Benchmark results for / feed dir -> db parsing (semantic):
 -> 1        iteration:    3559970000 ns. / 1 iter. => 3559.970000 ms.
 -> 10       iterations:   33531279900 ns. / 10 iter. => 3353.127990 ms.
---------

Benchmark results for / feed dir -> db parsing (non-semantic):
 -> 1        iteration:    468014300 ns. / 1 iter. => 468.014300 ms.
 -> 10       iterations:   5315382000 ns. / 10 iter. => 531.538200 ms.
---------


# LSL (20.6 mb)

Benchmark results for / feed dir -> memory parsing:
 -> 1        iteration:    2053141000 ns. / 1 iter. => 2053.141000 ms.
 -> 10       iterations:   19250407600 ns. / 10 iter. => 1925.040760 ms.
---------

Benchmark results for / feed dir -> db parsing (semantic):
 -> 1        iteration:    14864547700 ns. / 1 iter. => 14864.547700 ms.
 -> 10       iterations:   151779149800 ns. / 10 iter. => 15177.914980 ms.
---------

Benchmark results for / feed dir -> db parsing (non-semantic):
 -> 1        iteration:    3478527500 ns. / 1 iter. => 3478.527500 ms.
 -> 10       iterations:   34999966400 ns. / 10 iter. => 3499.996640 ms.
---------


# MTA NYC Transit Subway (63.4 mb)

Benchmark results for / feed dir -> memory parsing:
 -> 1        iteration:    5560275600 ns. / 1 iter. => 5560.275600 ms.
 -> 10       iterations:   53092411900 ns. / 10 iter. => 5309.241190 ms.
---------

Benchmark results for / feed dir -> db parsing (semantic):
 -> 1        iteration:    40642734000 ns. / 1 iter. => 40642.734000 ms.
 -> 10       iterations:   376395287900 ns. / 10 iter. => 37639.528790 ms.
---------

Benchmark results for / feed dir -> db parsing (non-semantic):
 -> 1        iteration:    9276035200 ns. / 1 iter. => 9276.035200 ms.
 -> 10       iterations:   91401069000 ns. / 10 iter. => 9140.106900 ms.
---------

Useful links

License and attribution

The library is developed and distributed under the MIT License, a copy of which can be found in the root of the project. Documentation and materials other than the library's source code are distributed under the Creative Commons Attribution 4.0 License.

Files under the tests/data/google_sample directory constitute an example Google Transit Feed created and shared by Google and are used according to terms described in the Creative Commons 3.0 Attribution License.

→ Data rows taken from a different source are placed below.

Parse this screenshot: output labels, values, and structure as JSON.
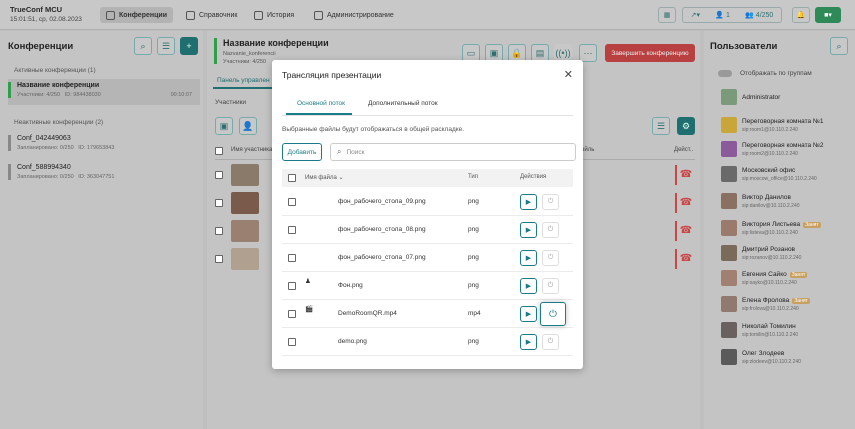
{
  "app": {
    "title": "TrueConf MCU",
    "datetime": "15:01:51, ср, 02.08.2023"
  },
  "nav": [
    {
      "label": "Конференции",
      "icon": "group-icon"
    },
    {
      "label": "Справочник",
      "icon": "book-icon"
    },
    {
      "label": "История",
      "icon": "history-icon"
    },
    {
      "label": "Администрирование",
      "icon": "admin-icon"
    }
  ],
  "top_right": {
    "users_count": "1",
    "load": "4/250"
  },
  "left": {
    "title": "Конференции",
    "active_section": "Активные конференции (1)",
    "inactive_section": "Неактивные конференции (2)",
    "active": [
      {
        "name": "Название конференции",
        "participants": "Участники: 4/250",
        "id": "ID: 984438030",
        "time": "00:10:07"
      }
    ],
    "inactive": [
      {
        "name": "Conf_042449063",
        "planned": "Запланировано: 0/250",
        "id": "ID: 179653843"
      },
      {
        "name": "Conf_588994340",
        "planned": "Запланировано: 0/250",
        "id": "ID: 363047751"
      }
    ]
  },
  "center": {
    "title": "Название конференции",
    "subtitle": "Nazvanie_konferencii",
    "participants": "Участники: 4/250",
    "end_button": "Завершить конференцию",
    "tab": "Панель управлен",
    "section": "Участники",
    "col_name": "Имя участника",
    "col_actions": "Дейст..",
    "col_partial": "ойль"
  },
  "users": {
    "title": "Пользователи",
    "toggle_label": "Отображать по группам",
    "list": [
      {
        "name": "Administrator",
        "email": "",
        "badge": "",
        "color": "#7a9a7a"
      },
      {
        "name": "Переговорная комната №1",
        "email": "sip:room1@10.110.2.240",
        "badge": "",
        "color": "#c9a63a"
      },
      {
        "name": "Переговорная комната №2",
        "email": "sip:room2@10.110.2.240",
        "badge": "",
        "color": "#8a5a9a"
      },
      {
        "name": "Московский офис",
        "email": "sip:moscow_office@10.110.2.240",
        "badge": "",
        "color": "#6a6a6a"
      },
      {
        "name": "Виктор Данилов",
        "email": "sip:danilov@10.110.2.240",
        "badge": "",
        "color": "#8a7060"
      },
      {
        "name": "Виктория Листьева",
        "email": "sip:listeva@10.110.2.240",
        "badge": "Занят",
        "color": "#9a7a6a"
      },
      {
        "name": "Дмитрий Розанов",
        "email": "sip:rozanov@10.110.2.240",
        "badge": "",
        "color": "#7a6a5a"
      },
      {
        "name": "Евгения Сайко",
        "email": "sip:sayko@10.110.2.240",
        "badge": "Занят",
        "color": "#a08070"
      },
      {
        "name": "Елена Фролова",
        "email": "sip:frolova@10.110.2.240",
        "badge": "Занят",
        "color": "#907a70"
      },
      {
        "name": "Николай Томилин",
        "email": "sip:tomilin@10.110.2.240",
        "badge": "",
        "color": "#6a6060"
      },
      {
        "name": "Олег Злодеев",
        "email": "sip:zlodeev@10.110.2.240",
        "badge": "",
        "color": "#5a5a5a"
      }
    ]
  },
  "modal": {
    "title": "Трансляция презентации",
    "tab_main": "Основной поток",
    "tab_extra": "Дополнительный поток",
    "hint": "Выбранные файлы будут отображаться в общей раскладке.",
    "add_button": "Добавить",
    "search_placeholder": "Поиск",
    "col_name": "Имя файла",
    "col_type": "Тип",
    "col_actions": "Действия",
    "files": [
      {
        "name": "фон_рабочего_стола_09.png",
        "type": "png",
        "thumb": "cyan"
      },
      {
        "name": "фон_рабочего_стола_08.png",
        "type": "png",
        "thumb": "cyan"
      },
      {
        "name": "фон_рабочего_стола_07.png",
        "type": "png",
        "thumb": "cyan"
      },
      {
        "name": "Фон.png",
        "type": "png",
        "thumb": "logo"
      },
      {
        "name": "DemoRoomQR.mp4",
        "type": "mp4",
        "thumb": "video"
      },
      {
        "name": "demo.png",
        "type": "png",
        "thumb": "photo"
      }
    ]
  },
  "colors": {
    "accent": "#1a7c87",
    "danger": "#d33",
    "active_conf_border": "#2e9e4a"
  }
}
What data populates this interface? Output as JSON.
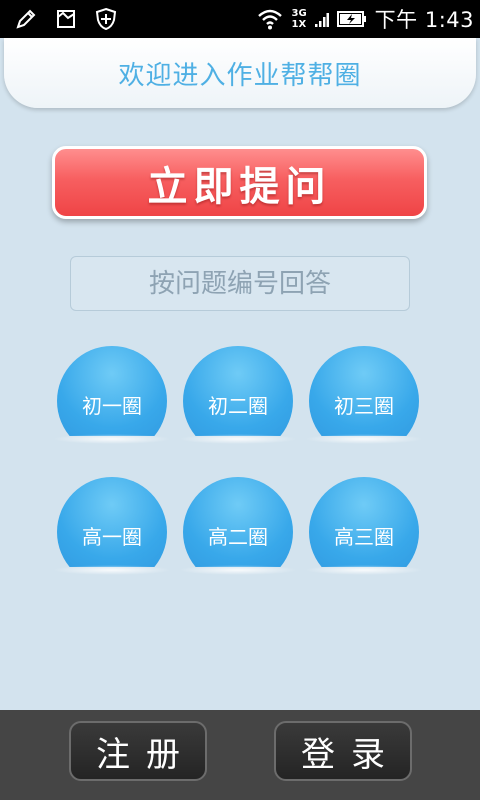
{
  "status_bar": {
    "network_top": "3G",
    "network_bottom": "1X",
    "time": "下午 1:43",
    "icons": [
      "pencil-icon",
      "image-icon",
      "shield-plus-icon",
      "wifi-icon",
      "signal-icon",
      "battery-charging-icon"
    ]
  },
  "header": {
    "title": "欢迎进入作业帮帮圈"
  },
  "ask_button": {
    "label": "立即提问"
  },
  "answer_input": {
    "placeholder": "按问题编号回答",
    "value": ""
  },
  "circles": [
    {
      "label": "初一圈"
    },
    {
      "label": "初二圈"
    },
    {
      "label": "初三圈"
    },
    {
      "label": "高一圈"
    },
    {
      "label": "高二圈"
    },
    {
      "label": "高三圈"
    }
  ],
  "bottom": {
    "register_label": "注册",
    "login_label": "登录"
  },
  "colors": {
    "background": "#d3e3ee",
    "accent_blue": "#4fb0e4",
    "ask_red": "#f75f60",
    "circle_blue": "#38a8ea",
    "bottom_bar": "#454545"
  }
}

Additionaly, parts of the in-code documentation may contain pieces of the GTFS reference.

Files under the tests/data/pocono_pony contain the open data publicly provided by Monroe County Transportation Authority under the Monroe County Transportation Authority Transit Data Developer Terms of Use.

Other files under the tests/data directory may contain elements of the open data publicly provided by Lahden Seudun Liikenne under the Creative Commons Attribution 4.0 License.

Usage of the public data provided by Google, Monroe County Transportation Authority and Lahden Seudun Liikenne does not suggest endorsement by any of the aforementioned licensors.